Indentification and modification of two new bacteriocins from database that may have the anticancer potential.

• Main Author: 馮政凱
• Other Authors: 林志侯
• Format: Others
• Language: zh-TW
• Published: 2013
• Online Access: http://ndltd.ncl.edu.tw/handle/52759588322145137534

碩士 === 國立清華大學 === 分子醫學研究所 === 101 === Recently, scientists pay attention to Antimicrobial peptides(AMPs) due to the fact that AMPs is not only antibacteria , but anticancer and can be used in drug as well.
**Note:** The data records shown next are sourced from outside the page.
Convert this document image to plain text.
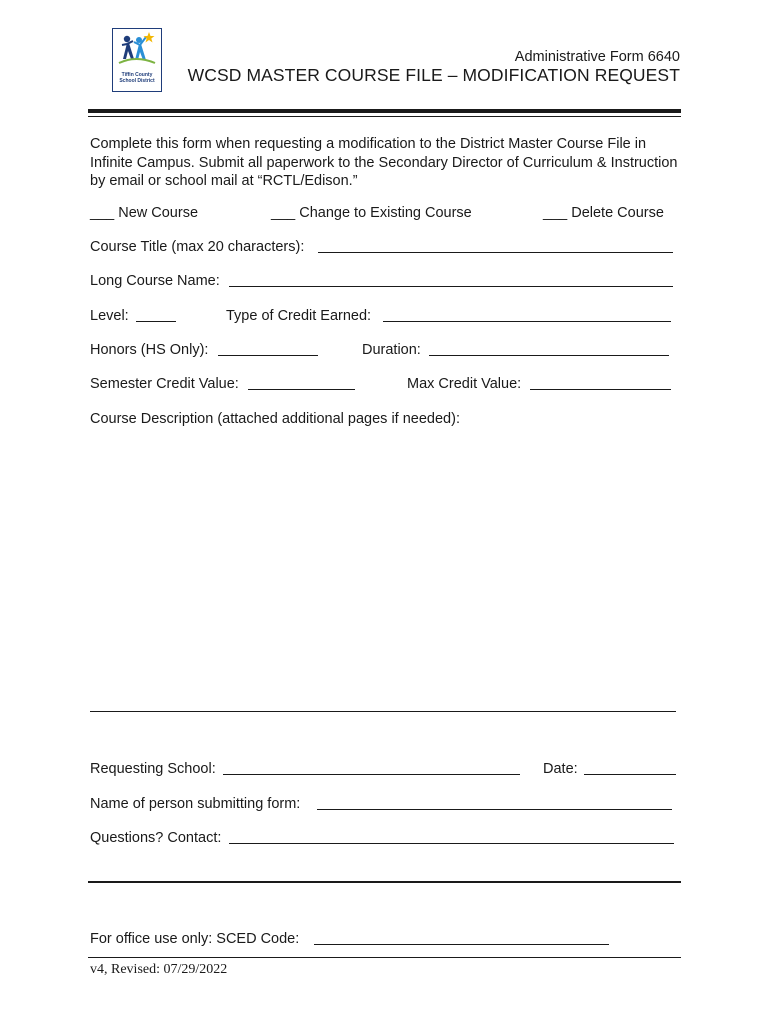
Tiffin County School District
Administrative Form 6640
WCSD MASTER COURSE FILE – MODIFICATION REQUEST
Complete this form when requesting a modification to the District Master Course File in Infinite Campus. Submit all paperwork to the Secondary Director of Curriculum & Instruction by email or school mail at “RCTL/Edison.”
___ New Course	___ Change to Existing Course	___ Delete Course
Course Title (max 20 characters):
Long Course Name:
Level:	Type of Credit Earned:
Honors (HS Only):	Duration:
Semester Credit Value:	Max Credit Value:
Course Description (attached additional pages if needed):
Requesting School:	Date:
Name of person submitting form:
Questions? Contact:
For office use only: SCED Code:
v4, Revised: 07/29/2022
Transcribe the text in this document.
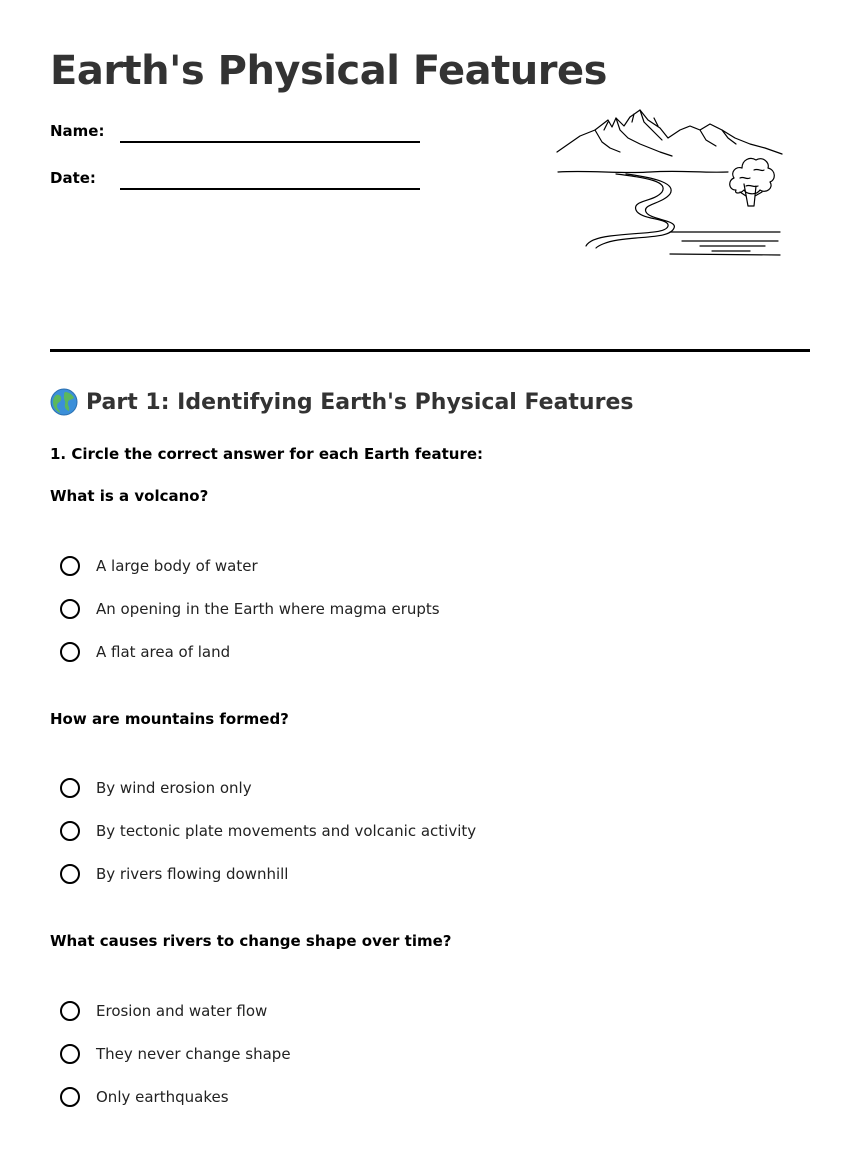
Earth's Physical Features
Name:
Date:
Part 1: Identifying Earth's Physical Features
1. Circle the correct answer for each Earth feature:
What is a volcano?
A large body of water
An opening in the Earth where magma erupts
A flat area of land
How are mountains formed?
By wind erosion only
By tectonic plate movements and volcanic activity
By rivers flowing downhill
What causes rivers to change shape over time?
Erosion and water flow
They never change shape
Only earthquakes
Not produced from artificial methods, the AMPs are made by an organism. Therefore, the AMPs do not have drug resistance. The AMPs made from bacteria that is called bacteriocin. we screen a potential bacteriocin and have a test about this bacteriocin in this study. Analyzing characteristics and structures of known bacteriocins, investigated by a recent study from the lab, we screen a potential bacteriocin from database like NCBI and PFAM. In summary, we find two genes are coding about bacteriocin. The genetic codes of potential bacteriocin are BD_21 and BD_22, which exist in bacteria like Lactobacillus casei. We produce BD21 and BD22 from E. coli by gene clonig system and test the activity . The result of activity shows that BD21 and BD22 have no activity after treated with bacteria. In addition, we do not find any activity of BD21 and BD22 after mixing BD21 and BD22 in the same proportion. Consequently, we decide to modify the peptides from amino acid sequence .Owing to the fact that bacteria and some cell membrane surface of cancer cells have negative charges, we change the amino acid which is negative of BD21 and BD22, Asp and Glu, to Ser which is no electricity, by a genetic technology. This modification can increase the interaction between BD21 and cell membrane or BD22 and cell membrane. After the modification, the antibacterial ability of BD21m and BD22m has no changes.(m means after modification) On the other hand, we test BD21, BD22, BD21m and BD22m by MTT assay in order to know an influence of cell with these four potential bacteriocins. According to MTT assay, we find that BD22 and BD22m, can inhibit growth of the human colon adenocarcinoma cell,SW480. In particular, BD22m has the great inhibition to SW480, however, BD21 and BD21m have no influence. Furthermore, we find that BD22 and BD22m can’t inhibit growth of human normal fibroblast,HFW. Analyzing stained PI and stained Annexin V、PI by flow cytometry in order to observe cell cyle and whether the cell death is apoptosis or necrosis, we discover that BD22 and BD22m are apoptosis and some part of necrosis for SW480. Hence, a future work will focus on apoptosis mechanism and improve the activity of BD22.